Williamie, ach Williamie… Kiedyś dostałam wydanie Szekspira,
gdzie w jednej książce było 5 dramatów. Dostałam je z okazji… 100 (?)
przedstawienia „Dzieła Wszystkie Szekspira” grupy Polish Shakespeare Company.
Wtedy jeszcze występowali na ul. Boleść 2. A mi akurat na tym jubileuszowym
przedstawieniu udało się odegrać rolę Bolka, tzn. Ofelii. Kilka lat tomiszcze
stało na półce i czekało na lepsze czasy. A tym roku postanowiłam przeczytać te
dramaty, których jeszcze nie znam (czyli już tylko 2 z 5).
„Burza” zaczyna się od burzy. A dokładniej od sztormu, bo
bohaterowie są na statku. Burza jest ogromna i przedziwna, na statku wybucha
pożar, wszyscy pasażerowie wypadają za burtę. Udaje im się dotrzeć do wyspy,
jednak zostają rozdzieleni. Samotnie ląduje Ferdynand, syn króla Neapolu, i to
on właśnie jako pierwszy trafia na mieszkańców wyspy – Prospera i Mirandę.

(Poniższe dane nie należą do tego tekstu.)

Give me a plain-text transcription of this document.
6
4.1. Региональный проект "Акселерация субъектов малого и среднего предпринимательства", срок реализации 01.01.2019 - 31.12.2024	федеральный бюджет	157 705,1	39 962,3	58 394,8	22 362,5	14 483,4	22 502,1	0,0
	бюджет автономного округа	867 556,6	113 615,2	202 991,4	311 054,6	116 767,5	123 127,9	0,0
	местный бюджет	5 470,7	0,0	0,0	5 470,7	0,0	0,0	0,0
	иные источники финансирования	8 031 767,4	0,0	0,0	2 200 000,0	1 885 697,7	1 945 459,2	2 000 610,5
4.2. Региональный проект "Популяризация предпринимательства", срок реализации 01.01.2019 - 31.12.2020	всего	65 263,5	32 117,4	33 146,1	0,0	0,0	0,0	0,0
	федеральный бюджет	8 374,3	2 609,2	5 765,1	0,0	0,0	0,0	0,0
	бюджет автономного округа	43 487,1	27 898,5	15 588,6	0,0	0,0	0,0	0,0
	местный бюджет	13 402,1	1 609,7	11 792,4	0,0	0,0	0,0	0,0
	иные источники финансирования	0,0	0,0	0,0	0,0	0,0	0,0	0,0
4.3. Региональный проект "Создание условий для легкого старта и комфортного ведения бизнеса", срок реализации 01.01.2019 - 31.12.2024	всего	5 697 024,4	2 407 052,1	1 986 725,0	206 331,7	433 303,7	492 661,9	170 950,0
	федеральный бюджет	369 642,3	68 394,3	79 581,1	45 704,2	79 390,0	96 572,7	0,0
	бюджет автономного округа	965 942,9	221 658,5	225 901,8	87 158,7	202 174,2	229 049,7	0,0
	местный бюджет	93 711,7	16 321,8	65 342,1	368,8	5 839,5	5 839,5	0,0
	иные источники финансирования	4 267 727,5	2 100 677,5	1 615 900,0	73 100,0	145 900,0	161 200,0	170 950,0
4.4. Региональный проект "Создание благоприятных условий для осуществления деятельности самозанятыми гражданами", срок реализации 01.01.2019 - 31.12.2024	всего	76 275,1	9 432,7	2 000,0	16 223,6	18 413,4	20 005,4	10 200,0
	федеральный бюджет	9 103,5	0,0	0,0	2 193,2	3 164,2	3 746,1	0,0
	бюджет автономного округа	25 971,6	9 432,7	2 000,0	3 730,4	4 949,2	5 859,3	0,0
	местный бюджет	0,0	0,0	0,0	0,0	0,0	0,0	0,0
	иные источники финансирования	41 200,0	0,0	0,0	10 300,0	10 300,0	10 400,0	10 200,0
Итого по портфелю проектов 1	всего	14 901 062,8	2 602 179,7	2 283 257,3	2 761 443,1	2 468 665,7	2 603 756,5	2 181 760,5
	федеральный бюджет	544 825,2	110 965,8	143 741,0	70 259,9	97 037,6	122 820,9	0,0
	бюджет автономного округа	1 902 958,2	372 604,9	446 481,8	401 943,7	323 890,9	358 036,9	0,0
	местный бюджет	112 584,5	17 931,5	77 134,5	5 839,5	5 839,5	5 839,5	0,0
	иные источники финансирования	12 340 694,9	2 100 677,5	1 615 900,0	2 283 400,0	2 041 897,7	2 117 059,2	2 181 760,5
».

Prospero był władcą Mediolanu, jednak jego brat z pomocą Alonsa (króla Neapolu)
przejął władzę i wypędził go wraz z córką (wówczas ledwie trzyletnią). Dzięki
miłosierdziu Gonzala (starego sługi) upadły władca ma czym się żywić w trakcie
podróży i cudem dociera na wyspę, gdzie toczy się akcja dramatu. Na miejscu
opanowuje mistrzowsko sztukę magiczną, pokonuje wiedźmę, a z jej syna Kalibana
(wyglądające jak potwór) robi swego niewolnika. To Prospero przy pomocy ducha
Ariela (kolejnego sługi) wywołuje burzę.
W innym miejscu wyspy lądują Alonso z bratem swoim i z bratem
Prospera, Gonzalem i paroma dworzanami. Król Neapolu rozpacza, że stracił w
sztormie syna, lecz zgadza się przeszukać wyspę. W międzyczasie jego brat i
brat Prospera zaczynają spiskować, by zdobyć jeszcze więcej władzy.
Oczywiście Ferdynand i Miranda od pierwszego wejrzenia
zakochują się w sobie. Prospero chce doprowadzić do ich ślubu, jednak udaje, że
im nie sprzyja. A Ariel dręczy błąkających się po wyspie pasażerów statku.
„Burza” nie jest tragedią i ostatecznie nikt w niej nie
ginie. Ale nie wciągnęła mnie. Jak dla mnie było tam za mało magii i za mało
akcji. Właściwie wiemy, co się zaraz wydarzy, więc akcja nie trzyma w napięciu.
O ile można mówić o akcji. No ale ja nie jestem też fanką Szekspira, więc może
się to brać z tego.
W wyzwaniu uznam tę książkę za 9 pik – jej autor jest
autorem przynajmniej jednej lektury szkolnej. Chyba wszyscy potrafimy wymienić
co najmniej 3 książki Szekspira, które są lekturami w szkole.